Prof Ledermann speaks with ecancer at BCGS 2018 about results from ASCO 2018, highlighting trials of pembrolizumab in relapsed ovarian cancer.

He considers the results from these trials, and how the mixed results of KEYNOTE 100 could be lead to the identification best-responding patients.

Prof Ledermann also spoke with ecancer about the results from a trial of bevacizumab for relapsed ovarian cancer here 

I’m going to speak about two of the papers that were presented at the recent ASCO meeting in Chicago in gynaecological cancer. The first one was the results of the KEYNOTE-100 study which was a large single arm study using pembrolizumab in patients with recurrent ovarian cancer.
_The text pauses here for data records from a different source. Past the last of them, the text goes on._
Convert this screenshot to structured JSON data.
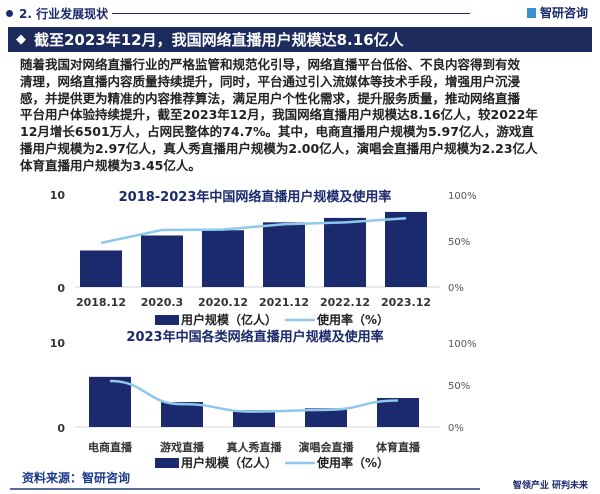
{
  "header": {
    "section": "2. 行业发展现状",
    "brand": "智研咨询"
  },
  "banner": {
    "title": "截至2023年12月，我国网络直播用户规模达8.16亿人"
  },
  "paragraph_lines": [
    "随着我国对网络直播行业的严格监管和规范化引导，网络直播平台低俗、不良内容得到有效",
    "清理，网络直播内容质量持续提升，同时，平台通过引入流媒体等技术手段，增强用户沉浸",
    "感，并提供更为精准的内容推荐算法，满足用户个性化需求，提升服务质量，推动网络直播",
    "平台用户体验持续提升，截至2023年12月，我国网络直播用户规模达8.16亿人，较2022年",
    "12月增长6501万人，占网民整体的74.7%。其中，电商直播用户规模为5.97亿人，游戏直",
    "播用户规模为2.97亿人，真人秀直播用户规模为2.00亿人，演唱会直播用户规模为2.23亿人",
    "体育直播用户规模为3.45亿人。"
  ],
  "chart_data": [
    {
      "type": "bar",
      "title": "2018-2023年中国网络直播用户规模及使用率",
      "categories": [
        "2018.12",
        "2020.3",
        "2020.12",
        "2021.12",
        "2022.12",
        "2023.12"
      ],
      "series": [
        {
          "name": "用户规模（亿人）",
          "type": "bar",
          "values": [
            3.97,
            5.6,
            6.17,
            7.03,
            7.51,
            8.16
          ]
        },
        {
          "name": "使用率（%）",
          "type": "line",
          "axis": "right",
          "values": [
            47.9,
            62.0,
            62.4,
            68.2,
            70.3,
            74.7
          ]
        }
      ],
      "yticks": [
        "0",
        "10"
      ],
      "y2ticks": [
        "0%",
        "50%",
        "100%"
      ],
      "ylim": [
        0,
        10
      ],
      "y2lim": [
        0,
        100
      ],
      "legend": "bottom"
    },
    {
      "type": "bar",
      "title": "2023年中国各类网络直播用户规模及使用率",
      "categories": [
        "电商直播",
        "游戏直播",
        "真人秀直播",
        "演唱会直播",
        "体育直播"
      ],
      "series": [
        {
          "name": "用户规模（亿人）",
          "type": "bar",
          "values": [
            5.97,
            2.97,
            2.0,
            2.23,
            3.45
          ]
        },
        {
          "name": "使用率（%）",
          "type": "line",
          "axis": "right",
          "values": [
            54.7,
            27.2,
            18.3,
            20.4,
            31.6
          ]
        }
      ],
      "yticks": [
        "0",
        "10"
      ],
      "y2ticks": [
        "0%",
        "50%",
        "100%"
      ],
      "ylim": [
        0,
        10
      ],
      "y2lim": [
        0,
        100
      ],
      "legend": "bottom"
    }
  ],
  "colors": {
    "bar": "#1a2a6c",
    "line": "#8ec8ec",
    "banner": "#1c2a5c"
  },
  "footer": {
    "source": "资料来源：智研咨询",
    "slogan": "智领产业 研判未来"
  }
}
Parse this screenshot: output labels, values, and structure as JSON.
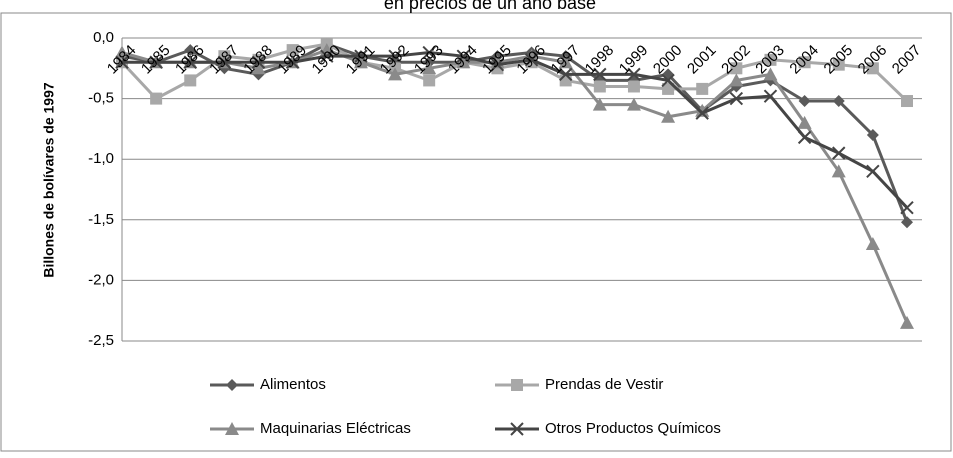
{
  "chart_data": {
    "type": "line",
    "title": "en precios de un año base",
    "y_label": "Billones de bolívares de 1997",
    "categories": [
      "1984",
      "1985",
      "1986",
      "1987",
      "1988",
      "1989",
      "1990",
      "1991",
      "1992",
      "1993",
      "1994",
      "1995",
      "1996",
      "1997",
      "1998",
      "1999",
      "2000",
      "2001",
      "2002",
      "2003",
      "2004",
      "2005",
      "2006",
      "2007"
    ],
    "series": [
      {
        "name": "Alimentos",
        "color": "#5a5a5a",
        "marker": "diamond",
        "values": [
          -0.15,
          -0.2,
          -0.1,
          -0.25,
          -0.3,
          -0.2,
          -0.05,
          -0.15,
          -0.2,
          -0.2,
          -0.2,
          -0.15,
          -0.12,
          -0.15,
          -0.35,
          -0.35,
          -0.3,
          -0.6,
          -0.4,
          -0.35,
          -0.52,
          -0.52,
          -0.8,
          -1.52
        ]
      },
      {
        "name": "Prendas de Vestir",
        "color": "#a8a8a8",
        "marker": "square",
        "values": [
          -0.2,
          -0.5,
          -0.35,
          -0.15,
          -0.18,
          -0.1,
          -0.05,
          -0.2,
          -0.25,
          -0.35,
          -0.2,
          -0.25,
          -0.2,
          -0.35,
          -0.4,
          -0.4,
          -0.42,
          -0.42,
          -0.25,
          -0.18,
          -0.2,
          -0.22,
          -0.25,
          -0.52
        ]
      },
      {
        "name": "Maquinarias Eléctricas",
        "color": "#8a8a8a",
        "marker": "triangle",
        "values": [
          -0.12,
          -0.2,
          -0.2,
          -0.2,
          -0.25,
          -0.2,
          -0.1,
          -0.2,
          -0.3,
          -0.25,
          -0.2,
          -0.2,
          -0.15,
          -0.2,
          -0.55,
          -0.55,
          -0.65,
          -0.6,
          -0.35,
          -0.3,
          -0.7,
          -1.1,
          -1.7,
          -2.35
        ]
      },
      {
        "name": "Otros Productos Químicos",
        "color": "#454545",
        "marker": "x",
        "values": [
          -0.2,
          -0.2,
          -0.2,
          -0.2,
          -0.2,
          -0.2,
          -0.15,
          -0.15,
          -0.15,
          -0.12,
          -0.15,
          -0.22,
          -0.18,
          -0.3,
          -0.3,
          -0.3,
          -0.35,
          -0.62,
          -0.5,
          -0.48,
          -0.82,
          -0.95,
          -1.1,
          -1.4
        ]
      }
    ],
    "ylim": [
      -2.5,
      0
    ],
    "yticks": [
      {
        "value": -2.5,
        "label": "-2,5"
      },
      {
        "value": -2,
        "label": "-2,0"
      },
      {
        "value": -1.5,
        "label": "-1,5"
      },
      {
        "value": -1,
        "label": "-1,0"
      },
      {
        "value": -0.5,
        "label": "-0,5"
      },
      {
        "value": 0,
        "label": "0,0"
      }
    ],
    "grid": true,
    "legend": "bottom"
  }
}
There were two cohorts of patients differing in the interval from the previous line of treatment but essentially the treatment was the same – pembrolizumab given until progression.
Overall the results of the trial were perhaps a little disappointing. We’d hoped for a better response rate and a better progression free survival. But within the data there are some very interesting things that happened. For example, amongst the patients who had a response there were some patients that had quite a durable response and when we looked back at those individual patients they were really of a relatively poor prognostic group. So there are patients that clearly benefit from these immune checkpoint inhibitors, and here pembrolizumab, the difficulty is understanding who they are and trying to predict who might do well.

Now, there has been some data looking at PD-L1 expression and indeed that was done in this study both as a training set and then a validation set. A CPS score which has been developed by Merck MSD for a number of their other pembrolizumab studies was applied to this and there was a slight improvement in those patients who had a high CPS score but it’s small and there’s much more work being done. I hope that we’ll be able to present more data at the upcoming ESMO meeting, trying to identify which patients are going to respond. Because that’s the key, particularly in ovarian cancer but actually across the board, when you’ve got a drug such as pembrolizumab or any of the checkpoint inhibitors that’s really very expensive you really want to be able to target patients who are likely to respond and we have to have predictive markers of response. At the moment this is rather unclear in ovarian cancer.